Das INSM-Regionalranking 2006

    Landkreis Segeberg

    INSM-Regionalranking - das Stärken-Schwächen-Profil

    Landkreis Segeberg

    Hohe Altersbeschäftigung, recht hohe Kaufkraft: Zweiter in Schleswig-Holstein

    Der Landkreis Segeberg belegt mit 55,7 Punkten Platz 89 von insgesamt 435 untersuchten Kreisen und kreisfreien Städten im ersten wissenschaftlichen Regionalranking der Initiative Neue Soziale Marktwirtschaft (INSM).
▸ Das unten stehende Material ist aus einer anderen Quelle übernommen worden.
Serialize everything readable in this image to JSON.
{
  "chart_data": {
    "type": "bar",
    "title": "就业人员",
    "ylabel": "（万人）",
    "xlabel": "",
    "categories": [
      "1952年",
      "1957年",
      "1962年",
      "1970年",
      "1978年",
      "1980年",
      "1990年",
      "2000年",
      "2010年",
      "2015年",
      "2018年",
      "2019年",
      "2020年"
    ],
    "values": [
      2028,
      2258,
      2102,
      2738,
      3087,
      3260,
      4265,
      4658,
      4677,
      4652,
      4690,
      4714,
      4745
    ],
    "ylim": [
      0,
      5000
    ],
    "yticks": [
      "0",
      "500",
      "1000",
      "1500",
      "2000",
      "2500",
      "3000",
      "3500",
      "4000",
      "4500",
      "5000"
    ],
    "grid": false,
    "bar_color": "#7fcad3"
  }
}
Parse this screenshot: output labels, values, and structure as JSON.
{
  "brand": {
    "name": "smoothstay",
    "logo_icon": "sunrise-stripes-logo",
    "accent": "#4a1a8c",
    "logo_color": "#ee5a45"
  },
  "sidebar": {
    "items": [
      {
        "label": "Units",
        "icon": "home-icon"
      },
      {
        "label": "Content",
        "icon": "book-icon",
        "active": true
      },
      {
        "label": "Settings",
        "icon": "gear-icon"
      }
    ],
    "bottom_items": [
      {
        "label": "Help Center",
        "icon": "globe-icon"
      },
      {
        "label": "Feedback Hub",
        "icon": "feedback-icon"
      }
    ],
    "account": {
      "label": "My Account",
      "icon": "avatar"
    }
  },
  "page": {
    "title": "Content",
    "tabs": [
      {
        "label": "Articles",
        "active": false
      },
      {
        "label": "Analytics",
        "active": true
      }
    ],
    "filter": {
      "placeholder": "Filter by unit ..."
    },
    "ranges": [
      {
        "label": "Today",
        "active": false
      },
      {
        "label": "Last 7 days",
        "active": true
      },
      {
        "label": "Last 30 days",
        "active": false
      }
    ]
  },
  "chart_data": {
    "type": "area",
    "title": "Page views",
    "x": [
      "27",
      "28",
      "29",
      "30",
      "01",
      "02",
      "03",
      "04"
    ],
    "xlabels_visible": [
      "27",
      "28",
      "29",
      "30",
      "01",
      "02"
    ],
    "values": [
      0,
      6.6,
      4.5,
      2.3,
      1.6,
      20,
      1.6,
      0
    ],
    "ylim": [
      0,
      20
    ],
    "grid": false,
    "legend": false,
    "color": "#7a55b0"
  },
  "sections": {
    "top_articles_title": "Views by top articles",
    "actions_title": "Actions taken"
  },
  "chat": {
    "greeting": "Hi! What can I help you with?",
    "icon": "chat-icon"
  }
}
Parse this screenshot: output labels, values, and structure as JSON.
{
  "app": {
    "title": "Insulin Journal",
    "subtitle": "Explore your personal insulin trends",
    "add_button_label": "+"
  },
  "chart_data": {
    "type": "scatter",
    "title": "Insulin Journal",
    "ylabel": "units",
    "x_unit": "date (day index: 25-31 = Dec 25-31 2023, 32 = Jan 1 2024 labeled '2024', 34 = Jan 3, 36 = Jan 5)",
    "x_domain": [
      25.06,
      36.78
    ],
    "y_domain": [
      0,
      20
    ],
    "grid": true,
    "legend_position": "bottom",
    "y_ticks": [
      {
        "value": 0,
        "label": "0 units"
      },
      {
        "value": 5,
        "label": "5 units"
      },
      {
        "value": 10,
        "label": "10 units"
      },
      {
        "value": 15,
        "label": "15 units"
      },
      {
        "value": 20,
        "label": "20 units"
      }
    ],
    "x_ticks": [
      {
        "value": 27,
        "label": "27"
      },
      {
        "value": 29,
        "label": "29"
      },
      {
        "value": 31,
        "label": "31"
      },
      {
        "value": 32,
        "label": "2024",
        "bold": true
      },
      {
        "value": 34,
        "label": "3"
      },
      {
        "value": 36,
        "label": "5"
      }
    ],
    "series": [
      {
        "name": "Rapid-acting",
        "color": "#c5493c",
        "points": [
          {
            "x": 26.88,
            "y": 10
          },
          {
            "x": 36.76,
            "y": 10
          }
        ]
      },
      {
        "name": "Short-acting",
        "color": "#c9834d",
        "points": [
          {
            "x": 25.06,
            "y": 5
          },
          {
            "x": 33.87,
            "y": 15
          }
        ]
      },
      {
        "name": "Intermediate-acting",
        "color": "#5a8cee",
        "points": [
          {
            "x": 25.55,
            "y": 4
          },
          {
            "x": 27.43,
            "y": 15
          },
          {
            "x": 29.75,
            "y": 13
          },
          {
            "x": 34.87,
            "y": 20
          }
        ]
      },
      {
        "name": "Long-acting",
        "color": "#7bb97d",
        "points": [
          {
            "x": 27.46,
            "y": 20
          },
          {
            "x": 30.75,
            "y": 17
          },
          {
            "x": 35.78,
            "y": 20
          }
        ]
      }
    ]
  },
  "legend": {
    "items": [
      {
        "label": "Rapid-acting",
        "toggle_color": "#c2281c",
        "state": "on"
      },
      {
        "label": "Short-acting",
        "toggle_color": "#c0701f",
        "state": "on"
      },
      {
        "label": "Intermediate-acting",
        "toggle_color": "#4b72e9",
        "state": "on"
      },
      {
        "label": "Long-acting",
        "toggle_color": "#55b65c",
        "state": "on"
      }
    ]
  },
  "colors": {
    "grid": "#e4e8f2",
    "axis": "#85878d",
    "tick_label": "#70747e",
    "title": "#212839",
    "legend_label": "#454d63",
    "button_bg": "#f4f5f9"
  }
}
Innerhalb des Landes Schleswig-Holstein belegt der Landkreis Segeberg Platz 2 unter 15 Kreisen und kreisfreien Städten. Die INSM-Studie berücksichtigt zahlreiche ökonomische und strukturelle Indikatoren wie Arbeitseinkommen, Bruttoinlandsprodukt und Ausbildungsplatzdichte. Wo der Landkreis Segeberg punktet - und wo nicht, zeigt folgende Übersicht:

    Stärken

    • Im Bundesvergleich recht hoch ist im Kreis Segeberg die Altersbeschäftigungsquote. 33,9 von 100 Einwohnern im Alter von 55-65 Jahren hatten hier 2005 einen Job. Bundesweit sind es nur 29,4. Der Kreis belegt damit Rang 35.
    • Punkten kann der Kreis Segeberg auch bei der Arbeitsplatzversorgung. 63,7 Prozent aller Erwerbspersonen zwischen 15 und 65 Jahren haben einen Job (2005). Im Bundesschnitt waren es 59,2 Prozent. Rang 89.
    • Sieger in Schleswig-Holstein ist der Kreis Segeberg beim Demografieindex, einem Sammelindikator, der die Altersstruktur der Bevölkerung, zum Beispiel das Zahlenverhältnis zwischen Jung und Alt heute und in Zukunft, beschreibt: Mit 118,4 Punkten (2005) belegt der Kreis Rang 109 (Bundesdurchschnitt: 100 Punkte).
    • Relativ hoch ist im Kreis Segeberg die Kaufkraft. Die durchschnittliche Bruttolohnsumme lag im Jahr 2005 bei 10.197 Euro je Einwohner. Im Bundesmittel waren es nur 8.523 Euro. Rang 57 für den Kreis.

    Schwächen

    • Der Kreis Segeberg liegt bei der Produktivität im Bundesvergleich nur im Mittelfeld. Im Jahr 2004 erwirtschaftete ein Beschäftigter 52.500 Euro (Schnitt Bund: 53.331 Euro). Rang 225.
    • Leicht über Bundesdurchschnitt liegen im Kreis Segeberg die Arbeitskosten. Dort kostete ein Arbeitnehmer sein Unternehmen im Jahr 2004 im Schnitt 31.375 Euro, bundesweit waren es nur 30.561 Euro. Nur Rang 260.
    • Unter Durchschnitt ist im Kreis Segeberg der Anteil Hochqualifizierter: 5,2 Prozent aller sozialversicherungspflichtig Beschäftigten (2005) haben einen Hochschul- bzw. Fachhochschulabschluss. Bundesweit sind es 7,5 Prozent. Nur Rang 310.
    • Schlechter als im Schnitt der Bundesrepublik liegt der Kreis Segeberg bei der Sicherheit. 2005 wurden 7.931 Delikte je 100.000 Einwohner gemeldet. Der Bundesdurchschnitt liegt bei 6.919. Rang 306 im INSM-Ranking.